Fabian Spöhr, MD
Dept. of Anesthesiology Ruprecht-Karls-University Heidelberg, Germany
Risk of life-threatening bleeding complications has prevented the use of thrombolytic drugs during CPR, although recent cases suggest improved short and long-term outcomes in certain patient groups. The Thrombolysis in Cardiac Arrest (TROICA) trial is assessing the efficacy and safety of a generalized use of thrombolytic drugs during CPR in patients suffering cardiac arrest.
Out-of-hospital cardiac arrest is associated with a very poor prognosis. Only 5-14% of all patients suffering cardiac arrest are expected to be discharged from hospital (Böttiger et al. 1999; Newman et al. 2000). Although several drug therapies during cardiopulmonary resuscitation (CPR) have been proposed, none has proved to improve longterm outcome in these patients (Brain resuscitation clinical trial I study group 1986 & trial II study group 1991; Kudenchuk et al. 1999). The two major underlying diseases leading to sudden cardiac arrest in more than 70% of cases are acute myocardial infarction (MI) or ischemia-related arrhythmia and massive pulmonary embolism (PE) (Silfvast 1991; Spaulding et al. 1997; Zipes andWellens 1998). Systemic thrombolysis is an effective therapy for acute MI or PE with haemodynamic instability (Arcasoy and Kreit 1999). Thrombolytic therapy during CPR causes direct thrombolysis at the site of coronary or pulmonary artery occlusion. In addition, experimental and clinical studies have shown a marked activation of coagulation during CPR which is not counterbalanced by an adequate activation of fibrinolysis (Böttiger et al. 1995; Gando et al. 1997). This generalized hypercoagulable state leads to formation of microcirculatory thrombi which may severely impair organ function even after restoration of spontaneous circulation, especially in the brain (Fischer et al. 1996).

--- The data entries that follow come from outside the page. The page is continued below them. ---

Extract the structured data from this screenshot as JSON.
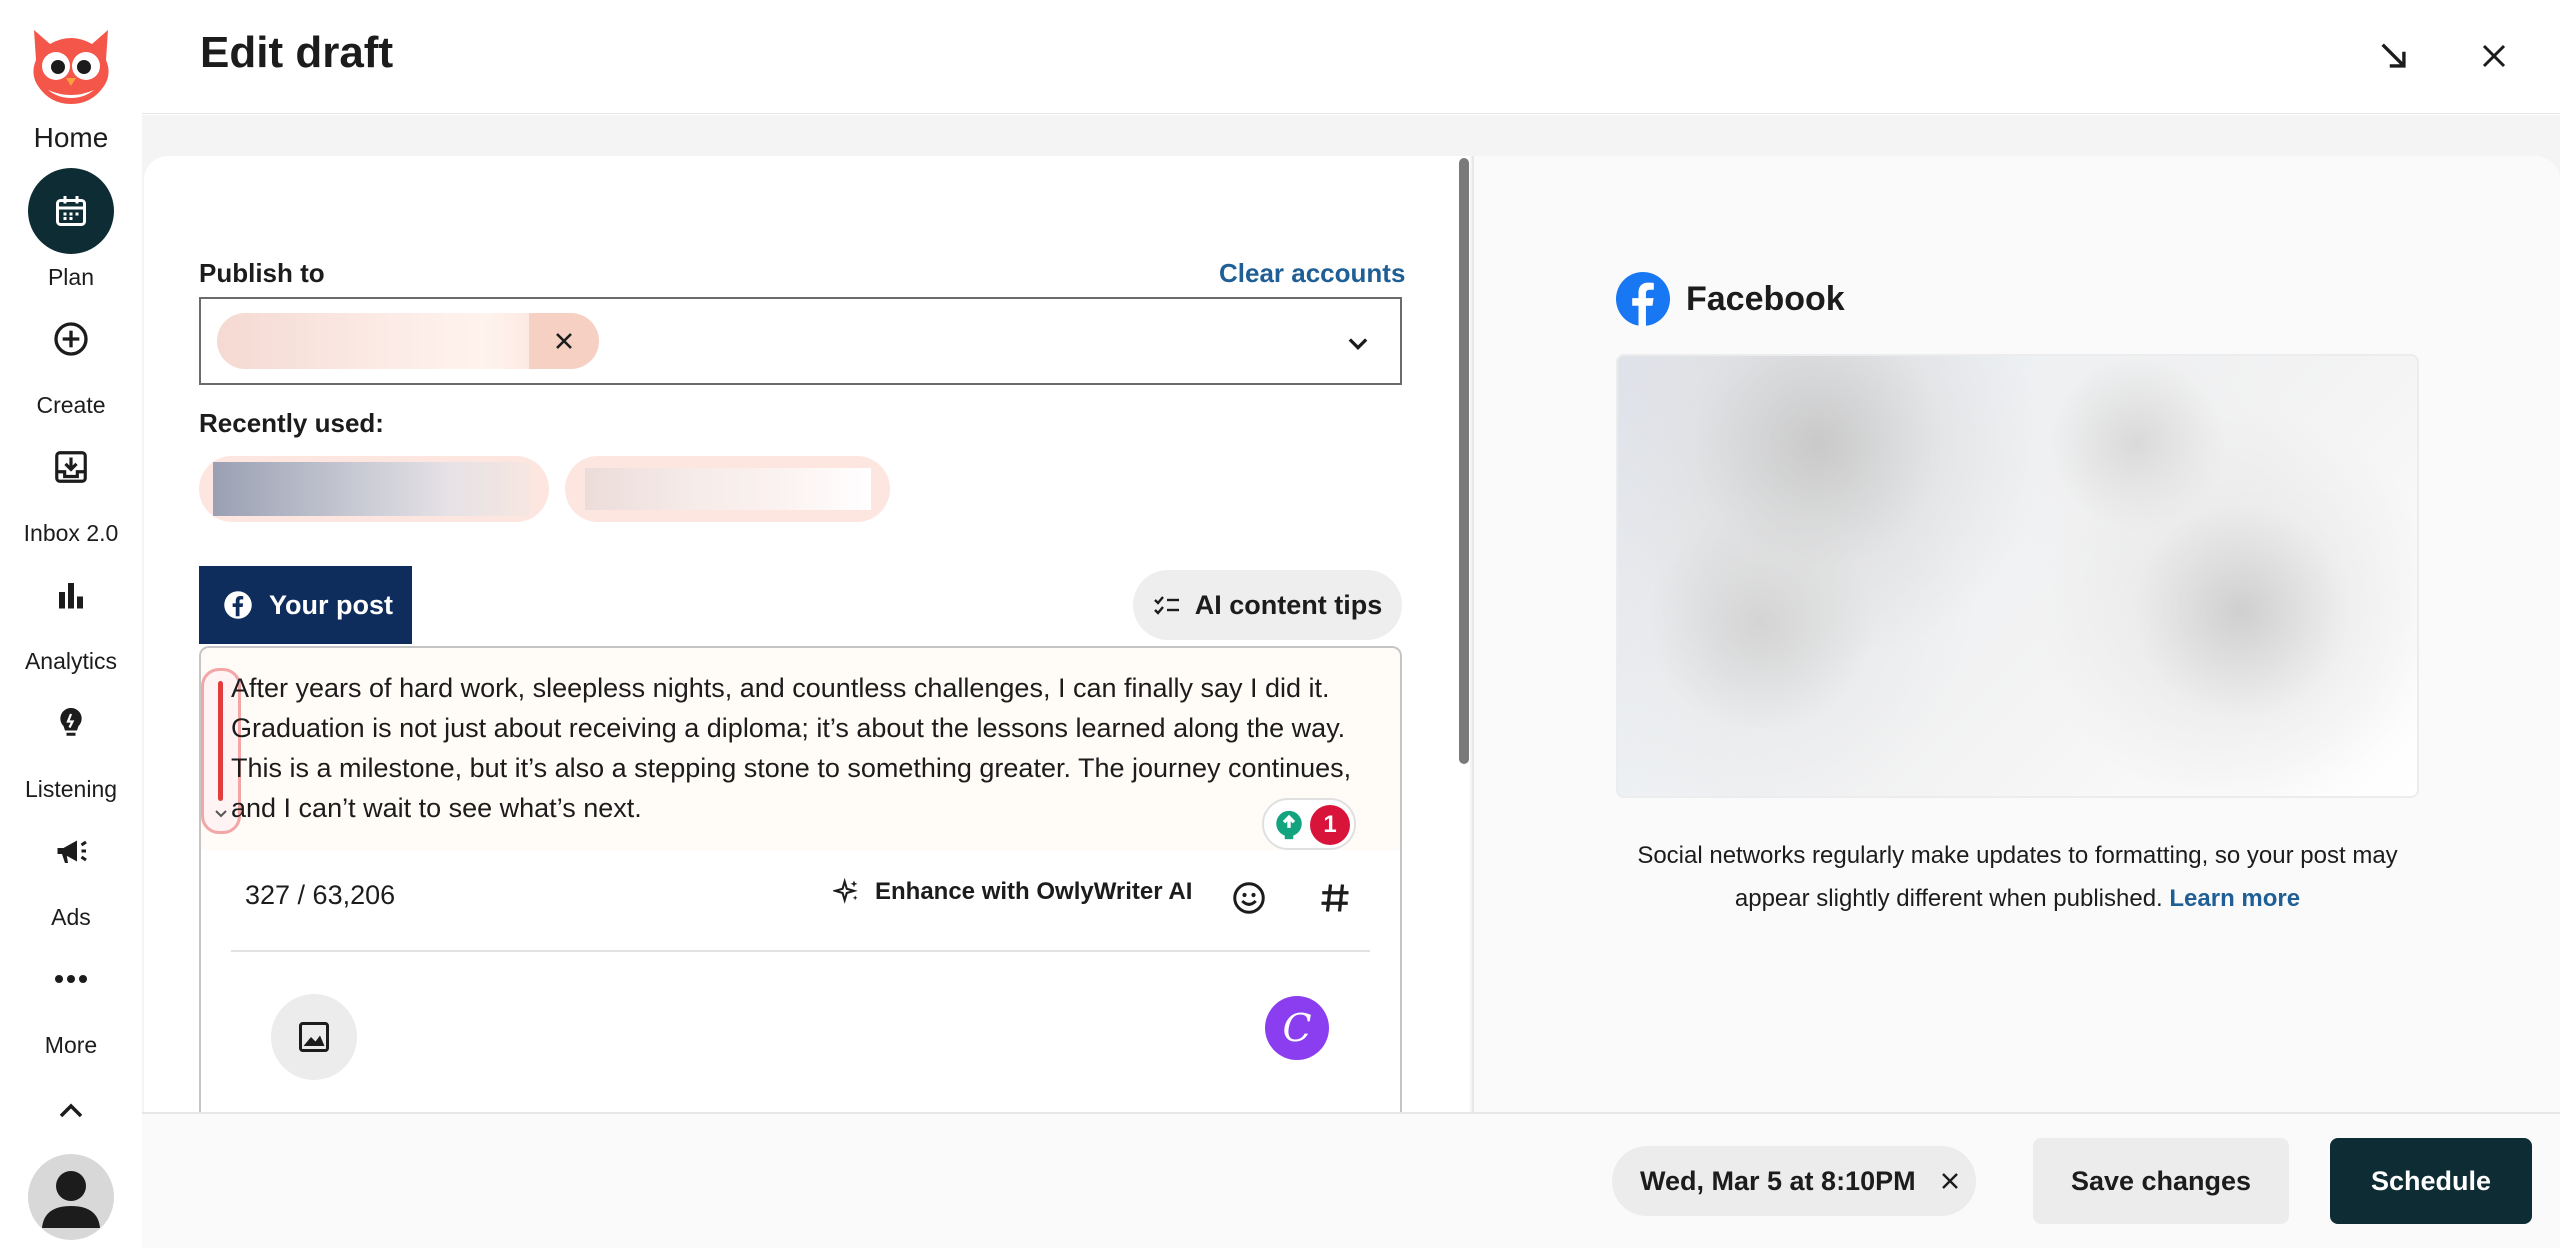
{
  "app": {
    "title": "Edit draft",
    "brand_color": "#0e2c33",
    "accent_link_color": "#1f5f95"
  },
  "sidebar": {
    "logo": "owl-logo",
    "home_label": "Home",
    "items": [
      {
        "label": "Plan",
        "icon": "calendar-icon",
        "active": true
      },
      {
        "label": "Create",
        "icon": "plus-circle-icon",
        "active": false
      },
      {
        "label": "Inbox 2.0",
        "icon": "inbox-icon",
        "active": false
      },
      {
        "label": "Analytics",
        "icon": "bar-chart-icon",
        "active": false
      },
      {
        "label": "Listening",
        "icon": "lightbulb-icon",
        "active": false
      },
      {
        "label": "Ads",
        "icon": "megaphone-icon",
        "active": false
      },
      {
        "label": "More",
        "icon": "ellipsis-icon",
        "active": false
      }
    ],
    "collapse_icon": "chevron-up-icon",
    "avatar_icon": "user-avatar-icon"
  },
  "header": {
    "minimize_icon": "arrow-diagonal-icon",
    "close_icon": "close-icon"
  },
  "compose": {
    "publish_to_label": "Publish to",
    "clear_accounts_label": "Clear accounts",
    "recently_used_label": "Recently used:",
    "your_post_tab": "Your post",
    "ai_tips_label": "AI content tips",
    "post_text": "After years of hard work, sleepless nights, and countless challenges, I can finally say I did it. Graduation is not just about receiving a diploma; it’s about the lessons learned along the way. This is a milestone, but it’s also a stepping stone to something greater. The journey continues, and I can’t wait to see what’s next.",
    "char_count": "327 / 63,206",
    "enhance_label": "Enhance with OwlyWriter AI",
    "grammar_count": "1",
    "canva_letter": "C"
  },
  "preview": {
    "network": "Facebook",
    "note_text": "Social networks regularly make updates to formatting, so your post may appear slightly different when published.",
    "learn_more": "Learn more"
  },
  "footer": {
    "schedule_date": "Wed, Mar 5 at 8:10PM",
    "save_label": "Save changes",
    "schedule_label": "Schedule"
  }
}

The fear of causing life-threatening bleeding complications which may be increased by mechanical CPR, however, has been a major drawback for using thrombolytic drugs during CPR. Consequently, thrombolytic agents have historically been withheld in the setting of cardiac arrest. However, in patients failing to achieve restoration of spontaneous circulation despite immediate advanced cardiac life support after in-hospital cardiac arrest, thrombolysis during CPR has been used as a last resort therapy. As a result, case reports and small case series of thrombolysis published over the last 30 years have suggested an improved long-term outcome of neurologically intact survivors without causing critical bleeding complications (Padosch et al. 2002).
In addition, several clinical studies on thrombolysis during out-of-hospital cardiac arrest have shown an improved short-term outcome. The Heidelberg thrombolysis trial (Böttiger et al. 2001) was the first prospective, controlled study that compared thrombolytic treatment during CPR with standard treatment in patients who had failed to achieve spontaneous circulation after more than 15 minutes of conventional resuscitation. Patients treated with the thrombolytic drug alteplase were admitted to hospital significantly more frequently as compared to the control group (58% vs. 30%). In addition, there was a trend towards improved survival at hospital discharge in the thrombolysis group (15% vs. 8%). These results were confirmed by a retrospective study with 108 out of hospital patients who received alteplase during CPR (Lederer et al. 2001). Compared to 216 conventionally resuscitated patients both short and long term survival were improved in the thrombolysis group. Significantly more patients who were treated with alteplase survived to discharge (25.0%, as compared to 15.3% in the control group). The recent guidelines for cardiopulmonary resuscitation recommend considering thrombolytic therapy in patients suffering cardiac arrest in whom an acute thrombotic etiology for the arrest is suspected (Nolan et al. 2005).
In order to assess the efficacy and safety of a generalized use of thrombolytic drugs during CPR in patients suffering cardiac arrest of presumed cardiac origin (i.e. acute MI or PE), a large randomised study is currently under way in Europe. The Thrombolysis in Cardiac Arrest (TROICA) trial is a double-blind, placebo-controlled multicentre trial on thrombolysis during CPR after out-of-hospital cardiac arrest, designed to enrol more than 1000 patients in ten European countries. Adult patients who suffer witnessed out-of-hospital cardiac arrest of presumed cardiac origin can be randomised, if basic or advanced life support is started within 10 minutes of onset. Patients presenting with asystole, however, are not included. Patients are randomised to receive a weight-adjusted dose of tenecteplase or placebo. Primary endpoint will be survival at 30 days and at hospital admission; secondary endpoints include neurological performance of surviving patients and survival after 24 hours. Safety endpoints will assess the incidence of symptomatic intracranial haemorrhages and major bleeding complications. Enrolment is expected to be completed by summer of 2006.